The world record for fastest official single Rubik’s Cube solve is 4.69 seconds, set by Patrick Ponce earlier this month (edging out perennial champion Feliks Zemdegs at 4.73 seconds). That’s brain-meltingly fast, but the robot called Sub1 Reloaded holds the robot record at 0.637 seconds.
Holy shit, right?
I’m partially impressed. The color recognition cameras are trivial, the fast step motors are a’ight I guess, and our entire generation takes microelectronics for granted, so whatevs. Nah, the software is what impresses me: the algorithm it uses to find short solutions — 21 turns in the video — that calculates during the milliseconds it took to physically twist the cube.

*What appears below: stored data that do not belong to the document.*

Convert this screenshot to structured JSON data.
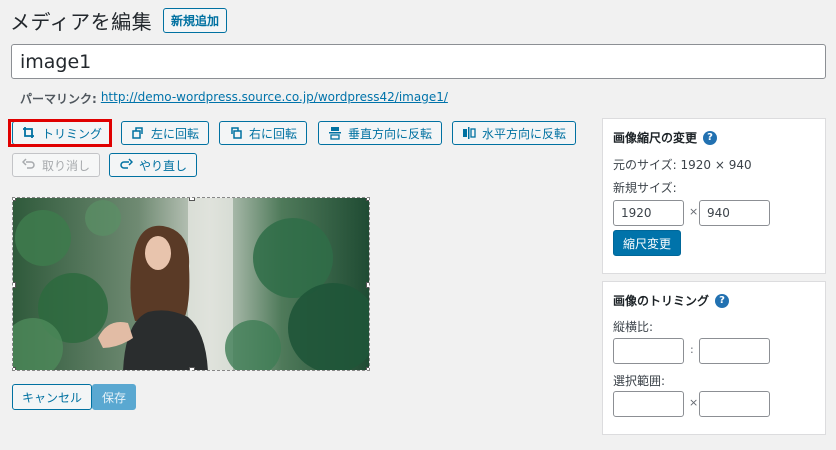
{
  "header": {
    "title": "メディアを編集",
    "add_new_label": "新規追加"
  },
  "title_field": {
    "value": "image1"
  },
  "permalink": {
    "label": "パーマリンク:",
    "url": "http://demo-wordpress.source.co.jp/wordpress42/image1/"
  },
  "toolbar": {
    "crop": "トリミング",
    "rotate_left": "左に回転",
    "rotate_right": "右に回転",
    "flip_vertical": "垂直方向に反転",
    "flip_horizontal": "水平方向に反転",
    "undo": "取り消し",
    "redo": "やり直し"
  },
  "actions": {
    "cancel": "キャンセル",
    "save": "保存"
  },
  "scale_panel": {
    "title": "画像縮尺の変更",
    "original_size": "元のサイズ: 1920 × 940",
    "new_size_label": "新規サイズ:",
    "width": "1920",
    "times": "×",
    "height": "940",
    "scale_button": "縮尺変更"
  },
  "crop_panel": {
    "title": "画像のトリミング",
    "aspect_label": "縦横比:",
    "aspect_sep": ":",
    "selection_label": "選択範囲:",
    "selection_sep": "×"
  },
  "colors": {
    "accent": "#0071a1",
    "primary": "#0073aa",
    "highlight": "#e00000"
  },
  "icons": [
    "crop-icon",
    "rotate-left-icon",
    "rotate-right-icon",
    "flip-vertical-icon",
    "flip-horizontal-icon",
    "undo-icon",
    "redo-icon",
    "help-icon"
  ]
}
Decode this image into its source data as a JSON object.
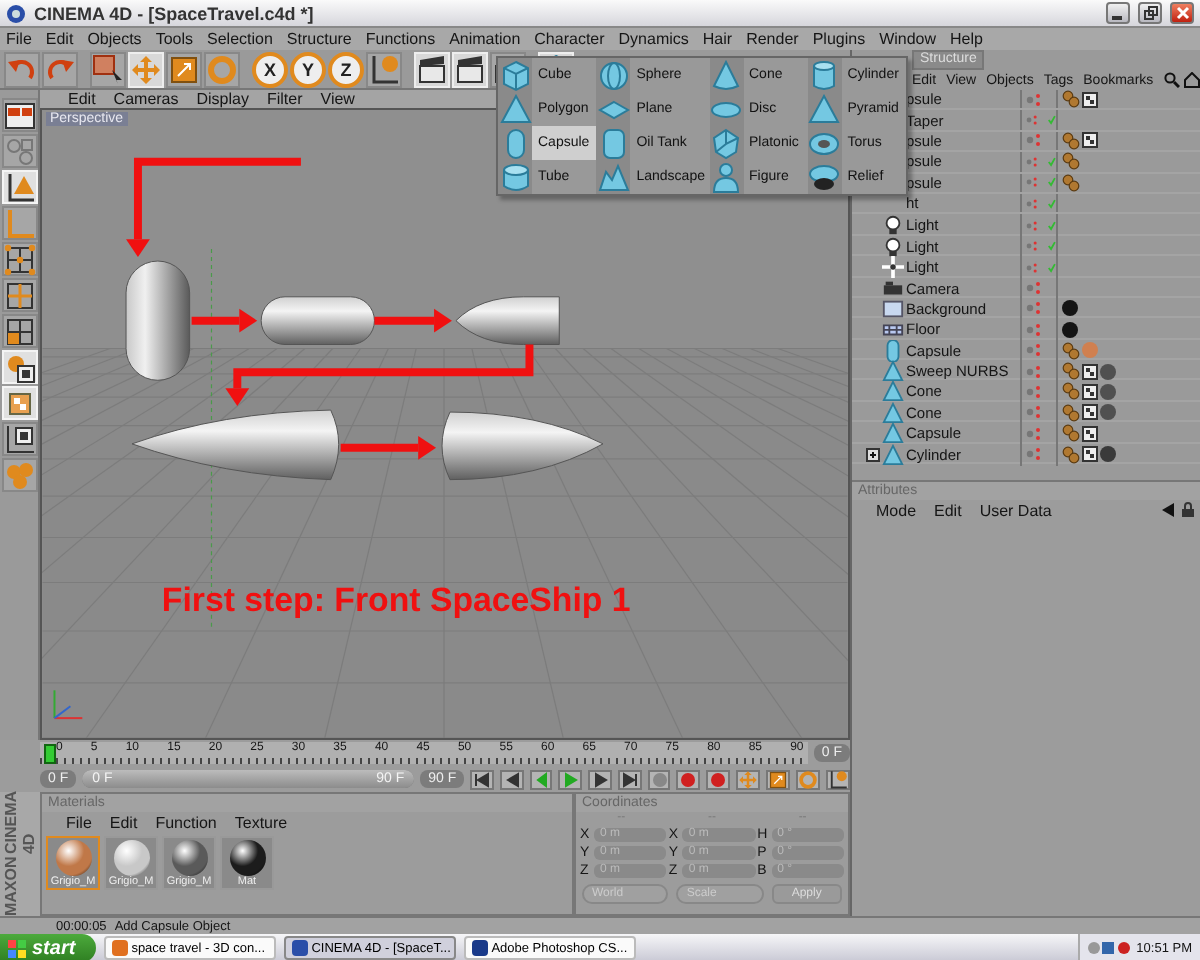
{
  "window": {
    "title": "CINEMA 4D - [SpaceTravel.c4d *]"
  },
  "menu": [
    "File",
    "Edit",
    "Objects",
    "Tools",
    "Selection",
    "Structure",
    "Functions",
    "Animation",
    "Character",
    "Dynamics",
    "Hair",
    "Render",
    "Plugins",
    "Window",
    "Help"
  ],
  "toolbar": [
    {
      "kind": "undo",
      "selected": false
    },
    {
      "kind": "redo",
      "selected": false
    },
    {
      "kind": "select",
      "selected": false
    },
    {
      "kind": "move",
      "selected": true
    },
    {
      "kind": "scale",
      "selected": false
    },
    {
      "kind": "rotate",
      "selected": false
    },
    {
      "kind": "axis",
      "label": "X",
      "selected": false
    },
    {
      "kind": "axis",
      "label": "Y",
      "selected": false
    },
    {
      "kind": "axis",
      "label": "Z",
      "selected": false
    },
    {
      "kind": "coords",
      "selected": false
    },
    {
      "kind": "clapper",
      "selected": true
    },
    {
      "kind": "clapper",
      "selected": true
    },
    {
      "kind": "clapper",
      "selected": false
    },
    {
      "kind": "cube",
      "selected": true
    }
  ],
  "left_tools": [
    {
      "kind": "layout",
      "selected": false
    },
    {
      "kind": "mesh",
      "selected": false
    },
    {
      "kind": "model",
      "selected": true
    },
    {
      "kind": "axes",
      "selected": false
    },
    {
      "kind": "points",
      "selected": false
    },
    {
      "kind": "edges",
      "selected": false
    },
    {
      "kind": "polygons",
      "selected": false
    },
    {
      "kind": "texture",
      "selected": true
    },
    {
      "kind": "checker",
      "selected": true
    },
    {
      "kind": "uv",
      "selected": false
    },
    {
      "kind": "group",
      "selected": false
    }
  ],
  "viewport": {
    "menu": [
      "Edit",
      "Cameras",
      "Display",
      "Filter",
      "View"
    ],
    "label": "Perspective",
    "caption": "First step: Front SpaceShip 1"
  },
  "create_menu": {
    "items": [
      {
        "label": "Cube",
        "kind": "cube",
        "selected": false
      },
      {
        "label": "Sphere",
        "kind": "sphere",
        "selected": false
      },
      {
        "label": "Cone",
        "kind": "cone",
        "selected": false
      },
      {
        "label": "Cylinder",
        "kind": "cylinder",
        "selected": false
      },
      {
        "label": "Polygon",
        "kind": "polygon",
        "selected": false
      },
      {
        "label": "Plane",
        "kind": "plane",
        "selected": false
      },
      {
        "label": "Disc",
        "kind": "disc",
        "selected": false
      },
      {
        "label": "Pyramid",
        "kind": "pyramid",
        "selected": false
      },
      {
        "label": "Capsule",
        "kind": "capsule",
        "selected": true
      },
      {
        "label": "Oil Tank",
        "kind": "oiltank",
        "selected": false
      },
      {
        "label": "Platonic",
        "kind": "platonic",
        "selected": false
      },
      {
        "label": "Torus",
        "kind": "torus",
        "selected": false
      },
      {
        "label": "Tube",
        "kind": "tube",
        "selected": false
      },
      {
        "label": "Landscape",
        "kind": "landscape",
        "selected": false
      },
      {
        "label": "Figure",
        "kind": "figure",
        "selected": false
      },
      {
        "label": "Relief",
        "kind": "relief",
        "selected": false
      }
    ]
  },
  "objects": {
    "tabs": [
      {
        "label": "Structure",
        "selected": false
      }
    ],
    "menu": [
      "Edit",
      "View",
      "Objects",
      "Tags",
      "Bookmarks"
    ],
    "rows": [
      {
        "name": "psule",
        "active": false,
        "collapsed": false,
        "tags": [
          {
            "kind": "phong"
          },
          {
            "kind": "texture"
          }
        ]
      },
      {
        "name": "Taper",
        "active": true,
        "collapsed": false,
        "tags": []
      },
      {
        "name": "psule",
        "active": false,
        "collapsed": false,
        "tags": [
          {
            "kind": "phong"
          },
          {
            "kind": "texture"
          }
        ]
      },
      {
        "name": "psule",
        "active": true,
        "collapsed": false,
        "tags": [
          {
            "kind": "phong"
          }
        ]
      },
      {
        "name": "psule",
        "active": true,
        "collapsed": false,
        "tags": [
          {
            "kind": "phong"
          }
        ]
      },
      {
        "name": "ht",
        "active": true,
        "collapsed": false,
        "tags": []
      },
      {
        "name": "Light",
        "kind": "light",
        "active": true,
        "collapsed": false,
        "tags": []
      },
      {
        "name": "Light",
        "kind": "light",
        "active": true,
        "collapsed": false,
        "tags": []
      },
      {
        "name": "Light",
        "kind": "omni",
        "active": true,
        "collapsed": false,
        "tags": []
      },
      {
        "name": "Camera",
        "kind": "camera",
        "active": false,
        "collapsed": false,
        "tags": []
      },
      {
        "name": "Background",
        "kind": "background",
        "active": false,
        "collapsed": false,
        "tags": [
          {
            "kind": "material",
            "color": "#151515"
          }
        ]
      },
      {
        "name": "Floor",
        "kind": "floor",
        "active": false,
        "collapsed": false,
        "tags": [
          {
            "kind": "material",
            "color": "#151515"
          }
        ]
      },
      {
        "name": "Capsule",
        "kind": "capsule",
        "active": false,
        "collapsed": false,
        "tags": [
          {
            "kind": "phong"
          },
          {
            "kind": "material",
            "color": "#d08050"
          }
        ]
      },
      {
        "name": "Sweep NURBS",
        "kind": "polygon",
        "active": false,
        "collapsed": false,
        "tags": [
          {
            "kind": "phong"
          },
          {
            "kind": "texture"
          },
          {
            "kind": "material",
            "color": "#505050"
          }
        ]
      },
      {
        "name": "Cone",
        "kind": "polygon",
        "active": false,
        "collapsed": false,
        "tags": [
          {
            "kind": "phong"
          },
          {
            "kind": "texture"
          },
          {
            "kind": "material",
            "color": "#505050"
          }
        ]
      },
      {
        "name": "Cone",
        "kind": "polygon",
        "active": false,
        "collapsed": false,
        "tags": [
          {
            "kind": "phong"
          },
          {
            "kind": "texture"
          },
          {
            "kind": "material",
            "color": "#505050"
          }
        ]
      },
      {
        "name": "Capsule",
        "kind": "polygon",
        "active": false,
        "collapsed": false,
        "tags": [
          {
            "kind": "phong"
          },
          {
            "kind": "texture"
          }
        ]
      },
      {
        "name": "Cylinder",
        "kind": "polygon",
        "active": false,
        "collapsed": true,
        "tags": [
          {
            "kind": "phong"
          },
          {
            "kind": "texture"
          },
          {
            "kind": "material",
            "color": "#3a3a3a"
          }
        ]
      }
    ]
  },
  "attributes": {
    "title": "Attributes",
    "menu": [
      "Mode",
      "Edit",
      "User Data"
    ]
  },
  "timeline": {
    "ruler": [
      "0",
      "5",
      "10",
      "15",
      "20",
      "25",
      "30",
      "35",
      "40",
      "45",
      "50",
      "55",
      "60",
      "65",
      "70",
      "75",
      "80",
      "85",
      "90"
    ],
    "current": "0 F",
    "level": 1,
    "start": "0 F",
    "range_start": "0 F",
    "range_end": "90 F",
    "end": "90 F"
  },
  "materials": {
    "title": "Materials",
    "menu": [
      "File",
      "Edit",
      "Function",
      "Texture"
    ],
    "items": [
      {
        "name": "Grigio_M",
        "color": "#c07848",
        "selected": true
      },
      {
        "name": "Grigio_M",
        "color": "#c8c8c8",
        "selected": false
      },
      {
        "name": "Grigio_M",
        "color": "#5a5a5a",
        "selected": false
      },
      {
        "name": "Mat",
        "color": "#1c1c1c",
        "selected": false
      }
    ]
  },
  "coordinates": {
    "title": "Coordinates",
    "columns": [
      "--",
      "--",
      "--"
    ],
    "rows": [
      {
        "a": "X",
        "a_value": "0 m",
        "b": "X",
        "b_value": "0 m",
        "c": "H",
        "c_value": "0 °"
      },
      {
        "a": "Y",
        "a_value": "0 m",
        "b": "Y",
        "b_value": "0 m",
        "c": "P",
        "c_value": "0 °"
      },
      {
        "a": "Z",
        "a_value": "0 m",
        "b": "Z",
        "b_value": "0 m",
        "c": "B",
        "c_value": "0 °"
      }
    ],
    "mode": "World",
    "transform": "Scale",
    "apply": "Apply"
  },
  "logo": {
    "brand": "MAXON",
    "product": "CINEMA 4D"
  },
  "status": {
    "time": "00:00:05",
    "message": "Add Capsule Object"
  },
  "taskbar": {
    "start": "start",
    "tasks": [
      {
        "label": "space travel - 3D con...",
        "selected": false
      },
      {
        "label": "CINEMA 4D - [SpaceT...",
        "selected": true
      },
      {
        "label": "Adobe Photoshop CS...",
        "selected": false
      }
    ],
    "clock": "10:51 PM"
  }
}
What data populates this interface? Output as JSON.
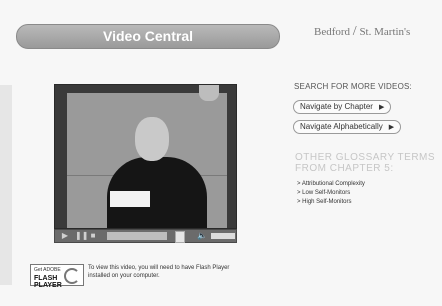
{
  "header": {
    "title": "Video Central",
    "brand": {
      "left": "Bedford",
      "slash": "/",
      "right": "St. Martin's"
    }
  },
  "search": {
    "heading": "SEARCH FOR MORE VIDEOS:",
    "buttons": [
      {
        "label": "Navigate by Chapter"
      },
      {
        "label": "Navigate Alphabetically"
      }
    ]
  },
  "glossary": {
    "heading_line1": "OTHER GLOSSARY TERMS",
    "heading_line2": "FROM CHAPTER 5:",
    "items": [
      {
        "label": "> Attributional Complexity"
      },
      {
        "label": "> Low Self-Monitors"
      },
      {
        "label": "> High Self-Monitors"
      }
    ]
  },
  "player": {
    "controls": {
      "play": "▶",
      "pause": "❚❚",
      "stop": "■",
      "speaker": "🔈"
    },
    "video_scene": "speaker-with-paper"
  },
  "flash": {
    "badge_get": "Get ADOBE",
    "badge_name": "FLASH PLAYER",
    "note": "To view this video, you will need to have Flash Player installed on your computer."
  },
  "colors": {
    "title_pill": "#9a9a9a",
    "accent": "#c6c6c6",
    "background": "#f7f7f7"
  }
}
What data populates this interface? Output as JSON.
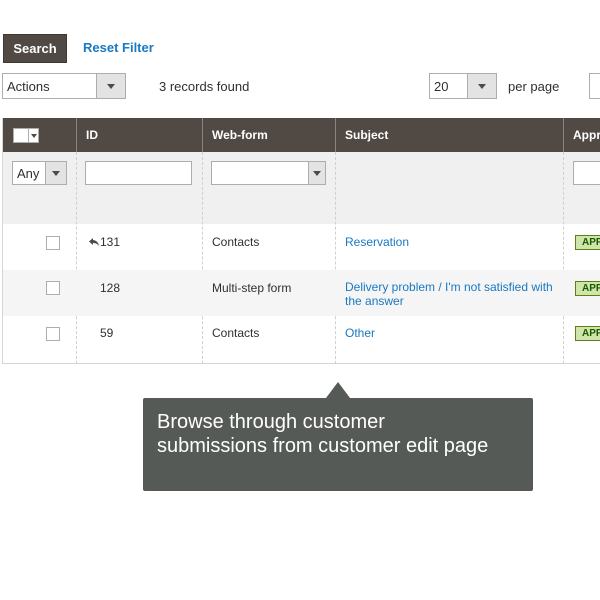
{
  "toolbar": {
    "search_label": "Search",
    "reset_label": "Reset Filter",
    "actions_value": "Actions",
    "records_found": "3 records found",
    "per_page_value": "20",
    "per_page_label": "per page"
  },
  "grid": {
    "columns": [
      "ID",
      "Web-form",
      "Subject",
      "Appro"
    ],
    "filters": {
      "select_value": "Any"
    },
    "rows": [
      {
        "id": "131",
        "webform": "Contacts",
        "subject_1": "Reservation",
        "subject_2": "",
        "status": "APP"
      },
      {
        "id": "128",
        "webform": "Multi-step form",
        "subject_1": "Delivery problem / I'm not satisfied with",
        "subject_2": "the answer",
        "status": "APP"
      },
      {
        "id": "59",
        "webform": "Contacts",
        "subject_1": "Other",
        "subject_2": "",
        "status": "APP"
      }
    ]
  },
  "tooltip": {
    "line1": "Browse through customer",
    "line2": "submissions from customer edit page"
  },
  "colors": {
    "accent_dark": "#514943",
    "link": "#1979c3",
    "tooltip_bg": "#565a57",
    "badge_bg": "#d0e5a9"
  },
  "icons": {
    "reply": "reply-arrow-icon",
    "dropdown": "chevron-down-icon"
  }
}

Let me take a moment to teach you some cube theory. There are 43 quintillion ways to scramble a Rubik’s Cube, but the maximum number of turns required to solve any scrambled cube — aka God’s number — is only 20. We mere humans are nowhere near that efficient. An average beginner’s solve uses about 140 turns. Speedcubers employ known methods to whittle the count down to ~55 turns (though we optimize for solve execution time). However, we’re constrained by how many patterns we can make our brains recognize or make our muscle memory execute before we start overloading our brain. Even Feliks, with all his ridiculous skill, I’d venture only knows at most 1,000-2,000 algorithms.
Feliks is so freakin’ fast, but I very much follow what he’s doing. Assemble a cross, insert pairs of blocks, then apply a 300ish algorithm library for encountered permutations. Simple.
Meanwhile, even if I slow down the Sub1 Reloaded video to frame-by-frame, I can’t follow at all. Like one moment it’s scrambled and the next it’s done, and there’s no discernible logic being applied. I even know that solving robots use the Kociemba method, which uses two steps: it reduces the cube from the 43 quintillion possible states to a subset containing 19 billion states, then it recursively follows a heuristic algorithm for pruning the cube state tree by guessing the expected length of remaining turns until it solves the cube. Huh?!
This makes me a little uncomfortable, but then again it’s just one of those things that computers do well, like memorizing numbers, or doing long division, or playing games like Chess or Go.
Radiology time!
Today I watched our chest radiologist, Dr. L, blaze through reading 70 chest x-rays (CXRs) in an hour. That is so, so, incredibly fast. During that time, he also bantered constantly with everyone else in the room, tinkered with his Sirius XM radio stations, and explicitly taught me tons about reading chest radiographs. It was nuts. I wanted to laud him as a “CXR-reading machine.”
But then I caught myself and my syntax. Yeah, Dr. L is so freakin’ fast, but there’s a key distinction between a CXR-reading wizard and a CXR-reading machine.
When I watch him work, I’m reminded of how I feel when watching Feliks solve cubes. Intimidated, inadequate, and hopelessly uninformed, but not totally lost. If I make Dr. L slow down to 1/10th his usual workflow, I can begin to catch the tiny little steps that he follows on his mental checklist. It even resembles the “search patterns” that every med student is taught, even the non-radiology ones. Irregular peripheries -> this; unexpected contours -> that; hazy fields -> maybe pneumonia. I can even say with confidence that if you give me a few years to train, I could probably become a CXR-reading wizard. Maybe not as fast, but still.
Meanwhile, I’m trying to imagine what it might look like to see an actual CXR-reading machine work. That is the direction in which radiology is going, after all: automated reads powered by computer vision and artificial intelligence. Will I be able to fathom the algorithm it uses? Or will it run its pixel matrices through neural networks that have developed algorithms that have no discernible equivalent in human search patterns? Or will we redesign our antiquated two-dimensional photon-sensitive plates and develop a whole new detector system and just let our AIs interpret x-ray vectors that our 3D-constrained maps can’t fathom? Or something that I can’t even imagine at all?
And, most importantly, will we be comfortable knowing that it’s computers reading CXRs that will dictate the medical care for people? Or will our distrust of non-human entities and their dastardly “algorithms” stop that?
Update 10/3: Part 2, How to Train your Rads AI.
Update 9/19, the day after: look, I met Patrick Ponce! And Ian Scheffler (who I’ve met before), who’s written a book: a wonderful first-person account of the speedcubing world.